PROJEKT KONTAKT – KORESPONDENCJA OD CZYTELNIKÓW I PROŚBA O POLICZENIE SZEROKOŚCI ‘WYPUSTKI’

 

Sprawa Projektu KONTAKT przez ostatnie wydarzenia na Ukrainie trochę zeszła na dalszy plan. I słusznie, bo na naszych oczach rozgrywa się wydarzenie, które było prawdopodobnie opisywane przez największych jasnowidzów na świecie. Ale to na marginesie.

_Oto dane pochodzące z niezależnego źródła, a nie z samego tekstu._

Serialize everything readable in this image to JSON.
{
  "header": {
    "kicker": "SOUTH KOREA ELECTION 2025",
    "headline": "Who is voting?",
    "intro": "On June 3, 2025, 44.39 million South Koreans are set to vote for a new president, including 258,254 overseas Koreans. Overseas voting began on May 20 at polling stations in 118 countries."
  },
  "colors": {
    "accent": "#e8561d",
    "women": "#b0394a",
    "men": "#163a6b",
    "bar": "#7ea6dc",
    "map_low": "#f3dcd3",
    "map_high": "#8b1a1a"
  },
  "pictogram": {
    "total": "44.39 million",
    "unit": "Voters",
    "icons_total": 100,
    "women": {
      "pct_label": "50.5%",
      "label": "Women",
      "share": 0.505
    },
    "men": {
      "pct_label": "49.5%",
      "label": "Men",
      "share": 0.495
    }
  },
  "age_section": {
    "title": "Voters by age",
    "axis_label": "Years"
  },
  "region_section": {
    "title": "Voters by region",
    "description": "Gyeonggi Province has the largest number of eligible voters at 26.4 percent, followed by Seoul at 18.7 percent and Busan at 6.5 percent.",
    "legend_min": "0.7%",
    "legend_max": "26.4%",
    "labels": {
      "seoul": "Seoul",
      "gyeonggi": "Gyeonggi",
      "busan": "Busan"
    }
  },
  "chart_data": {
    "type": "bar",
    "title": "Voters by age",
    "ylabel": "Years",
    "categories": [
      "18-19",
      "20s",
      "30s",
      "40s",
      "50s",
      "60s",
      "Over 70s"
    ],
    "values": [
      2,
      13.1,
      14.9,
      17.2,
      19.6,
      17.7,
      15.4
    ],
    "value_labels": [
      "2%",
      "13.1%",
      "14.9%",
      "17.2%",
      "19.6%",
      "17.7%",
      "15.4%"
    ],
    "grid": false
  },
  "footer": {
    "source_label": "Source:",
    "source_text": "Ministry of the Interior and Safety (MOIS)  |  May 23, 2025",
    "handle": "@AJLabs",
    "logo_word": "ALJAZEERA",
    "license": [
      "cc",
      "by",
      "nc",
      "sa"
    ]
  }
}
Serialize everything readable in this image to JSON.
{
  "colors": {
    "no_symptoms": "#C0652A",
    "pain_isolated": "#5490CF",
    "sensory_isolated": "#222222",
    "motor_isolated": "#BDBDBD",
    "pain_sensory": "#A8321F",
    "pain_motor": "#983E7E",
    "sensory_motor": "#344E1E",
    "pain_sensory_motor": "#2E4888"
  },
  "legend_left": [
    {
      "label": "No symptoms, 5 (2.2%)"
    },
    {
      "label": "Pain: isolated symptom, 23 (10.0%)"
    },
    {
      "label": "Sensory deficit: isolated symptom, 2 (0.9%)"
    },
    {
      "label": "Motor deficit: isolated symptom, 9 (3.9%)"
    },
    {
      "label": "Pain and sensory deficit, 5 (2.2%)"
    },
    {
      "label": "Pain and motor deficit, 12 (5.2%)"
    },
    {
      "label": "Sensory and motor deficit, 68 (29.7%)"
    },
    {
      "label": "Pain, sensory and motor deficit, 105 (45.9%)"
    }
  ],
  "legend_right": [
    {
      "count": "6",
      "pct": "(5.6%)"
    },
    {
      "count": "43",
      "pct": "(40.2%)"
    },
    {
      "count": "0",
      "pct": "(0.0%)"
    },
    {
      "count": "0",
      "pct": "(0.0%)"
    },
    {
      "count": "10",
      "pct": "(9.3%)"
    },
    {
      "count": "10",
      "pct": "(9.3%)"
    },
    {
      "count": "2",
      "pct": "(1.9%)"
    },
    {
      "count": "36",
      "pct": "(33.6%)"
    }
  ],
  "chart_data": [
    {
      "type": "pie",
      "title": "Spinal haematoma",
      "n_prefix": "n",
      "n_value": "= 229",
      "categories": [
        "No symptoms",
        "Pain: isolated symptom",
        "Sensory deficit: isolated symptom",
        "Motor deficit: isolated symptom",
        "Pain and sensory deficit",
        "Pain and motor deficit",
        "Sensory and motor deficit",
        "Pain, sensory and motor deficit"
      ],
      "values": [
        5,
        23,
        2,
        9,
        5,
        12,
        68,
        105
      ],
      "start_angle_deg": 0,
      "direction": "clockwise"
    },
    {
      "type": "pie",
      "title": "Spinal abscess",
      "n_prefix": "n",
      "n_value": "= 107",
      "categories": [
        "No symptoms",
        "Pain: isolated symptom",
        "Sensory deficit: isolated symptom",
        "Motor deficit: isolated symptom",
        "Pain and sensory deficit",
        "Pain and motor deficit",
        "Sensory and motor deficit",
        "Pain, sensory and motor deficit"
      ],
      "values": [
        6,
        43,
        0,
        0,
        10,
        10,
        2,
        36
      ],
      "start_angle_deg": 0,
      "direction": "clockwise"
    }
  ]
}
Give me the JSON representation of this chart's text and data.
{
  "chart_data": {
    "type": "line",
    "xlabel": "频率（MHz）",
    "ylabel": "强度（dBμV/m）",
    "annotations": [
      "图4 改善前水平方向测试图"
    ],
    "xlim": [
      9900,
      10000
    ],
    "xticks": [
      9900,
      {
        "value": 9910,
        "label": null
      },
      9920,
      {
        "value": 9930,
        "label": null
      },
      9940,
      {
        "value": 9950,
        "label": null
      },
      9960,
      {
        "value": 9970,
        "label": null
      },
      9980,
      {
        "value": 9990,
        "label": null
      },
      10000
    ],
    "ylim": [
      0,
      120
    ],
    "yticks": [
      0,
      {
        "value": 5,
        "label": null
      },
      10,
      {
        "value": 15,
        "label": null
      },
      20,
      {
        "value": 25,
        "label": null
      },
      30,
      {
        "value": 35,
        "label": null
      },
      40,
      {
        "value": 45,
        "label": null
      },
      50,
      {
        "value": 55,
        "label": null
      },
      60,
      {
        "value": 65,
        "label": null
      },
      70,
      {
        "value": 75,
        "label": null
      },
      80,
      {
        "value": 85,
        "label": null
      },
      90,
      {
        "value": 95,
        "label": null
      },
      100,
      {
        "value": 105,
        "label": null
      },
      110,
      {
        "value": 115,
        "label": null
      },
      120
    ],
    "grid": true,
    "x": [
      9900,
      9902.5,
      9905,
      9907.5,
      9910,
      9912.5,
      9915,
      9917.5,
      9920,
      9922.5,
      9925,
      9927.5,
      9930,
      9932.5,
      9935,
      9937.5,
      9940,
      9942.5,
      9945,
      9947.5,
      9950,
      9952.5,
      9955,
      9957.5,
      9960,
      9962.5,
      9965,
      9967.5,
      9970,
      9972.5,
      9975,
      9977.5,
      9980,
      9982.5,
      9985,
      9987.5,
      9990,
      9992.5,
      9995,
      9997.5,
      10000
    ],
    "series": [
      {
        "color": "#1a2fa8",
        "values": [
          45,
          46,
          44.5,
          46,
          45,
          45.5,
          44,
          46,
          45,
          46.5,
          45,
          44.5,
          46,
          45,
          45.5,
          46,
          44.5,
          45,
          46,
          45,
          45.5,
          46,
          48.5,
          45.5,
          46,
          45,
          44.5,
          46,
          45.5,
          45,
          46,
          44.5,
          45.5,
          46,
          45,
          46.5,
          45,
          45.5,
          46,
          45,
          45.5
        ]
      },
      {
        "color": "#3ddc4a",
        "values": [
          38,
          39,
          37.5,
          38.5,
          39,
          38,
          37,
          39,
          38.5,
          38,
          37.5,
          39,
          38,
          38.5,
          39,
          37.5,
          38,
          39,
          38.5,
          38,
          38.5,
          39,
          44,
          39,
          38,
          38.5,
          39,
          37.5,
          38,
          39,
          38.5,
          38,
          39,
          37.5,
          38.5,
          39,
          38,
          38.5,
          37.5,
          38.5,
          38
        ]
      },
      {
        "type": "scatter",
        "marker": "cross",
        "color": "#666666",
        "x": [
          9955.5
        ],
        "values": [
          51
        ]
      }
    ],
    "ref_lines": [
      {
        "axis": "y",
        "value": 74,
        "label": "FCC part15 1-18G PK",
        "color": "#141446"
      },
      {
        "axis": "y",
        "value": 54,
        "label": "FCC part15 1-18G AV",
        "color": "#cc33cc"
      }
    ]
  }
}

Na naszą pocztę przyszedł e-mail z ciekawą sugestią dotyczącą jednej rzeczy, która nam umknęła. Poniżej prezentujemy ten e-mail.

Szanowna FN,

Dziękuję za ostatnią odpowiedź, ale mam prośbę związaną z czymś, co wy nazwaliście „ mikro wypustką”. Przypomnę, że o istnieniu tego elementu dopiero wszyscy dowiedzieliśmy się wtedy, kiedy zdjęcie UFO z projektu zostało wyostrzone w tym programie graficznym do  wydobywania fotografii ukrytych elementów. I wtedy okazało się, że jest ta „wypustka”. Ten element jest niezwykle precyzyjny, absolutnie nieprzypadkowy. Jeśli się dobrze przyjrzeć, to nawet ta wypustka ma „miniwypoustkę” na sobie i także „miniwgłębienie”, które także do siebie pasują!!!!!! Wiem, że trudno to opisać lub wyjaśnić, ale pozwolę sobie zrobić taką prezentację w postaci grafik.

 

 

Zobaczcie teraz, że ta „wypustka” ma „miniwypustkę” w tym samym kształcie!!!!!!!!!!!!!! I ten kształt pasuje do tego wgłębienia. Czyli jest ten sam układ powtórzony ze skali makro do skali mikro. COŚ NIEBYWAŁEGO!!!!!!!!!!


Przypomnę Wam, że z drugiej strony korpusu obiektu jest dokładnie takie wgłębienie, które w 100 procentach odpowiada temu, jaki kształt ma ten element po drugiej stronie. Jest pewne, że nie ma w tym przypadku i tak dokładnie miało być. Obiekt jest z pewnością zrobiony z jakieś energii, która jest w stanie wykonać tak precyzyjny i mały kształt.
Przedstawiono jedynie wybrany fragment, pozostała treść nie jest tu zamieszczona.